De nuevo aparecen las charangas con sus comparsas y notas de desenfado con más o menos gusto e ingenio en el carnaval de estas fechas. Es tiempo de asomamos a las cenizas y carnavales del comienzo de la cuaresma, y podría parecer que los cristianos estamos ante una pugna, con ese pulso que cada año dicen que volvemos a plantear frente a todos. Es fácil endosarnos el uniforme oscuro, en divisa cenicienta, que da la impresión de que somos gente dura, gente triste, amiga siempre del recorte de cualquier abundancia. Así se nos caricaturiza en no pocos foros de la opinión pública y en la publicada. Pero, evidentemente, no nos reconocemos en tal atuendo ni es nuestro tan ajeno disfraz.
Para no pocos, la cuaresma es como una especie de secular venganza de la Iglesia contra la alegría, contra la visión optimista y juguetona de la existencia. Llega la cuaresma cristiana y su mensaje sigue resultando extraño para tanta gente. Tanto que, algunos organizan su correspondiente vacuna folclórica: se sacan las coreografías del carnaval al uso, con disfraces y caretas, caravanas divertidas, bacanales a medida, desenfrenos de encargo y orgías pagables con tarjeta de crédito negras o multicolor. Y los cristianos dale con su cuaresma, con sus ayunos, sus limosnas y su oración.

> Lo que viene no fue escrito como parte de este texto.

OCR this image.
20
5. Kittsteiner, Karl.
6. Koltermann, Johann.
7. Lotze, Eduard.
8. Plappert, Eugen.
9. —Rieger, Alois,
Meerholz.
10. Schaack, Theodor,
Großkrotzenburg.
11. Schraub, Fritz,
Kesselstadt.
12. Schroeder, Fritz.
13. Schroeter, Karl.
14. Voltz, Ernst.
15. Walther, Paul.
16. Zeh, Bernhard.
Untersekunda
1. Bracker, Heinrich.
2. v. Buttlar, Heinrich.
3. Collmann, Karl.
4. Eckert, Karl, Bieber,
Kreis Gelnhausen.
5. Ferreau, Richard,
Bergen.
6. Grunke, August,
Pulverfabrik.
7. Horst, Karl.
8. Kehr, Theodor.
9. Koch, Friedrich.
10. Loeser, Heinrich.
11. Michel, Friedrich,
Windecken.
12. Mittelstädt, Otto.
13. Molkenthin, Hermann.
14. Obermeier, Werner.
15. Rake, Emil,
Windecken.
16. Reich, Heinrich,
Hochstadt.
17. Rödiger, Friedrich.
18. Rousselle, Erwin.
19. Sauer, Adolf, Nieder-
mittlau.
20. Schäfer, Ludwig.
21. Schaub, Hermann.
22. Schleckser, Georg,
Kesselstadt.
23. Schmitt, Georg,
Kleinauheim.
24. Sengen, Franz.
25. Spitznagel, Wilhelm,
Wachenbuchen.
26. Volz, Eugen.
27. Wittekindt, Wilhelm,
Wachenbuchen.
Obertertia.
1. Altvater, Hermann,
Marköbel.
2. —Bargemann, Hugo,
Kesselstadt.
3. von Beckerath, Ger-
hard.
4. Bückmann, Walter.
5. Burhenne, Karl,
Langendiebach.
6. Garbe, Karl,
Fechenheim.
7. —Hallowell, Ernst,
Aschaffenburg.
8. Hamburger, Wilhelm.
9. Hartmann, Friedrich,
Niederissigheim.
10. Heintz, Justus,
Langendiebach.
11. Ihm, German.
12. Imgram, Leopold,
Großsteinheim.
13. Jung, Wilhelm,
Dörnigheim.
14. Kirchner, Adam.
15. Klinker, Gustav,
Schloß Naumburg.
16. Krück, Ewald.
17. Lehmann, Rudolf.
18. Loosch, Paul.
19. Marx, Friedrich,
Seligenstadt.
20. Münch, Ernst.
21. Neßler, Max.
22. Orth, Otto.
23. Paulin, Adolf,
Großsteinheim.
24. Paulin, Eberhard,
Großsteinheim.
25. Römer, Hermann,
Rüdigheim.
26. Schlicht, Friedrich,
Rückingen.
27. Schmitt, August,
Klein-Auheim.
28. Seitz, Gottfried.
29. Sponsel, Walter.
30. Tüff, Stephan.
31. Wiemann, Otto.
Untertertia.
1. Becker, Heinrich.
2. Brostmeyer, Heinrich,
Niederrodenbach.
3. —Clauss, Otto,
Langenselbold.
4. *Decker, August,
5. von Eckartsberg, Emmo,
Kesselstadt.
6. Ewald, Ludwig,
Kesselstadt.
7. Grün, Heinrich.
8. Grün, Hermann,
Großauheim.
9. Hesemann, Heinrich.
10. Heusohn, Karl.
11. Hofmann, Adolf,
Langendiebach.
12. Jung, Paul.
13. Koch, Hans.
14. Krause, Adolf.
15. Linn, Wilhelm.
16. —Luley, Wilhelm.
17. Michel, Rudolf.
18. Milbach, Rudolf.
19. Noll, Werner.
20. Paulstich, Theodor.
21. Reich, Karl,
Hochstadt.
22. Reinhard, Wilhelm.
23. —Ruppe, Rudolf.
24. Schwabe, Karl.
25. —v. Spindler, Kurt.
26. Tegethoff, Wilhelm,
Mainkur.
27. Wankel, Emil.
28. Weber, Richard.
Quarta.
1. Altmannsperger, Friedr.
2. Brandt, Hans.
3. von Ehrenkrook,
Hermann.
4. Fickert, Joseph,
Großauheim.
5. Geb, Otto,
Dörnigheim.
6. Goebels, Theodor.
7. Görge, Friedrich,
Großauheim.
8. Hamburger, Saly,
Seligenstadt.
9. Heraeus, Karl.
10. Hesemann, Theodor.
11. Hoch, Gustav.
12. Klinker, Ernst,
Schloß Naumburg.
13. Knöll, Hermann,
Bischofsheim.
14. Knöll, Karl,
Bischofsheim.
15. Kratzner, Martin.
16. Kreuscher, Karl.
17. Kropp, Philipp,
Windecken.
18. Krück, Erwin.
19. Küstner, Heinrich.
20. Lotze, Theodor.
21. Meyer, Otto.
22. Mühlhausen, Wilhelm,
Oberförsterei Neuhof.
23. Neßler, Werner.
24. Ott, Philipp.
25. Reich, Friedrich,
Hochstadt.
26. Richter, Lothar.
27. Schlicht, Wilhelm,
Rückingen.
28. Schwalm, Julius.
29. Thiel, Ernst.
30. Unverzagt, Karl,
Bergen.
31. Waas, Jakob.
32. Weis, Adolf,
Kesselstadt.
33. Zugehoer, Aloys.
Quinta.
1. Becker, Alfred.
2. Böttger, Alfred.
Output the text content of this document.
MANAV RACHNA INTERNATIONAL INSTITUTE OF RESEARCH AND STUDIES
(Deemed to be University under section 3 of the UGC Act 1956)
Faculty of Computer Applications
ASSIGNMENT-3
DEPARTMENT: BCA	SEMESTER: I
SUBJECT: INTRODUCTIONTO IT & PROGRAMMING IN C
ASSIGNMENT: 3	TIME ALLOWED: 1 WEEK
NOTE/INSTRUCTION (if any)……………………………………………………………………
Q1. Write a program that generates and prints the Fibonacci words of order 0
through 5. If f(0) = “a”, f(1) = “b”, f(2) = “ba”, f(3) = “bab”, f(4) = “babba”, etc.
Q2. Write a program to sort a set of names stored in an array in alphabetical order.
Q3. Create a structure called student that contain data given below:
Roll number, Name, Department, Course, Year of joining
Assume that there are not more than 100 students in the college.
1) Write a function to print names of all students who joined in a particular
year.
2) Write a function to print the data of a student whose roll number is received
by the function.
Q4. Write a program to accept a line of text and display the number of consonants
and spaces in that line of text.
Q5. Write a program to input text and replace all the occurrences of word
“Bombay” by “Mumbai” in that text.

Quien tuviera que hacer una crónica apresurada de este escenario, tendría un fácil titular periodístico: la vieja batalla entre la señora cuaresma y don carnal, entre el libertinaje y los diez mil mandamientos, entre el paraíso fiscal del vale todo y el infierno penal de todos los peajes.
Así las cosas, es justo y necesario que nos preguntemos si los cristianos somos tan extraños y obsoletos de verdad. ¿Nos embarca la Iglesia cada año a un viaje tan triste y sin final? No faltarán los que, alardeando de cuatro ideas religiosas prendidas del baúl de sus pretéritos, digan incluso: pero ¿no os ha resucitado Cristo ya? ¿A qué vienen, pues, todas estas alharacas cenicientas en las que la Iglesia se empeña cada año? Y surge casi inevitable la inevitable conclusión: que los cristianos han perdido el tren de la vida, repiten sus trasnochadas cantinelas, y sus musas son sirenas de la nada.
Hemos de decir que los cristianos creemos, por supuesto, que Cristo ha resucitado. Pero nosotros no. En nuestra vida quedan aún tantas cosas que tienen pendiente la pascua del Señor, tantas zonas en las que su luz resucitada todavía no ha entrado iluminando. Y año tras año hacemos el camino cuaresmal con la alegría del evidente realismo que deja fuera cualquier hipocresía, sin disfraces ni caretas: necesitamos resucitar también nosotros. Y lo hacemos andando el camino de Jesús. No creemos en una alegría fugaz, prestada, escondida tras una careta que tapa una realidad mucho menos halagüeña. Creemos en una alegría que es fruto de la verdad, de la verdad de nuestra vida, porque sólo la verdad nos hace libres y nos da esa alegría que nadie nos podrá arrebatar (cf. Jn 16, 22). Por eso no nos disfrazamos en carnaval, porque tenemos bastante indumentaria con nuestra humilde realidad que reclama una verdadera y gozosa transformación.
La cuaresma que nos aprestamos a iniciar no es un túnel negro e inevitable que cada año hemos de recorrer los cristianos. Es un camino por el que volvemos a tomar el sendero que habíamos perdido, la paz que habíamos quebrado, la belleza que habíamos manchado, la bondad que habíamos embrutecido y la fidelidad que habíamos traicionado. Todos tenemos, en mayor o menor medida, necesidad de volver, esa vuelta que en el lenguaje cristiano llamamos conversión. Volver a empezar dejándonos abrazar por una misericordia infinitamente mayor que todos nuestros traspiés pecadores. Por eso, tras las fanfarrias carnavaleras, seguimos humildemente el camino que nos conduce a la luz pascual, donde la bondad y la verdad se besan, y la belleza nos quita el luto en la fiesta que no se acaba jamás.